LAWS(KER)-2013-1-284

CHANDRASEKHARAN Vs. PRASAD

Decided On January 17, 2013
CHANDRASEKHARAN Appellant
V/S
PRASAD Respondents

JUDGEMENT

(1.) This Writ Petition is filed invoking Art. 227 of the Constitution. The petitioner filed an application in 2007 invoking S. 17 of Act 2 of 1965, seeking a direction for carrying out repairs to a rented premises. The Accommodation Controller allowed it on 7.6.2011. This Court set aside that order and remitted the matter for reconsideration. Following that, the Accommodation Controller himself visited the premises with notice to parties and thereafter heard the parties through counsel. The Accommodation Controller found on his inspection that the building had reached such a stage where it cannot be sustained or resurrected by a repair and the situation is that there can be only reconstruction. Under such circumstances, the Accommodation Controller refused to pass an order directing the landlord to carry out repairs. This is under challenge. The learned counsel for the petitioner argues that the visit by the Accommodation Controller was only in 2011 though the application was in 2007 and the state of affairs as at the time of filing application ought to have been considered rather than any change with the passage of time.

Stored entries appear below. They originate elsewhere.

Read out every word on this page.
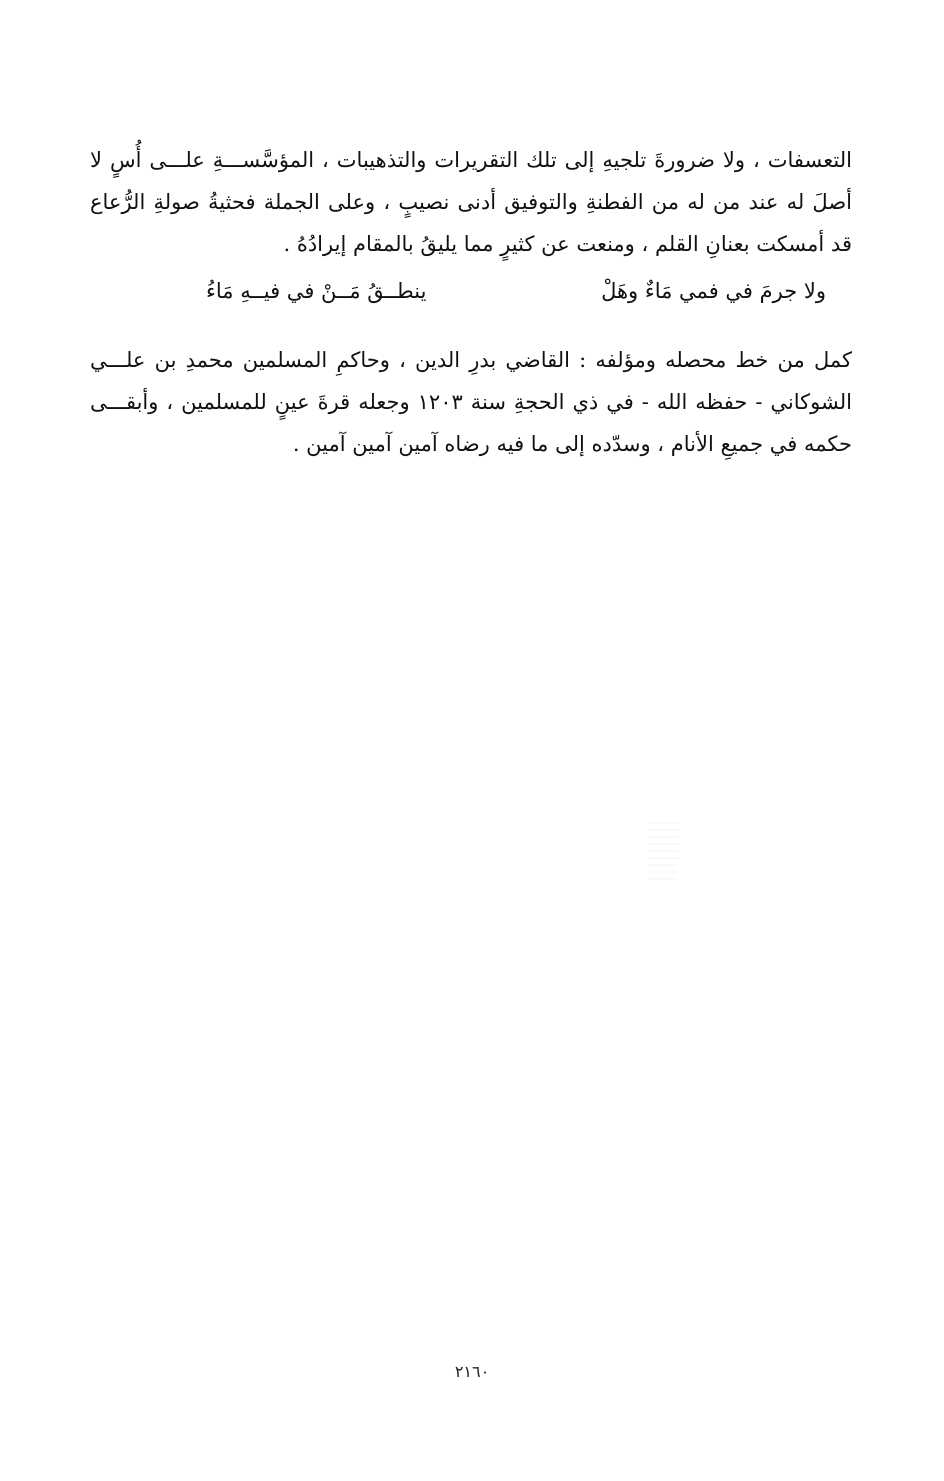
التعسفات ، ولا ضرورةَ تلجيهِ إلى تلك التقريرات والتذهيبات ، المؤسَّســـةِ علـــى أُسٍ لا أصلَ له عند من له من الفطنةِ والتوفيق أدنى نصيبٍ ، وعلى الجملة فحثيةُ صولةِ الرُّعاع قد أمسكت بعنانِ القلم ، ومنعت عن كثيرٍ مما يليقُ بالمقام إيرادُهُ .

ولا جرمَ في فمي مَاءٌ وهَلْ
ينطــقُ مَــنْ في فيــهِ مَاءُ

كمل من خط محصله ومؤلفه : القاضي بدرِ الدين ، وحاكمِ المسلمين محمدِ بن علـــي الشوكاني - حفظه الله - في ذي الحجةِ سنة ١٢٠٣ وجعله قرةَ عينٍ للمسلمين ، وأبقـــى حكمه في جميعِ الأنام ، وسدّده إلى ما فيه رضاه آمين آمين آمين .

٢١٦٠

(2.) In an application for direction to the landlord to carry out repairs, it cannot be accepted as a principle of law that the date of the application under S. 17 or the date of the cause of action for that application is the point of time, which alone has to be taken as relevant to decide on the application. The realities in a landlord-tenant relationship, including the physical situation to which the building would take its turn with the passage of time, are relevant and have to be considered. It is this pragmatic approach that has to be adopted in proceedings under S. 17. We see that the first order which was issued in favour of the tenant was on 7.6.2011 and following the remit, the true state of affairs prevailing now is shown. The Accommodation Controller has concluded specifically that he is satisfied on inspection that the building is beyond repair and cannot be resurrected by any procedure of carrying out repairs. This is a finding on fact. It cannot be treated as perverse. It is based on materials and inferences drawn. We do not find any ground to interfere with that finding under Art. 226 or 227 of the Constitution. The petition fails.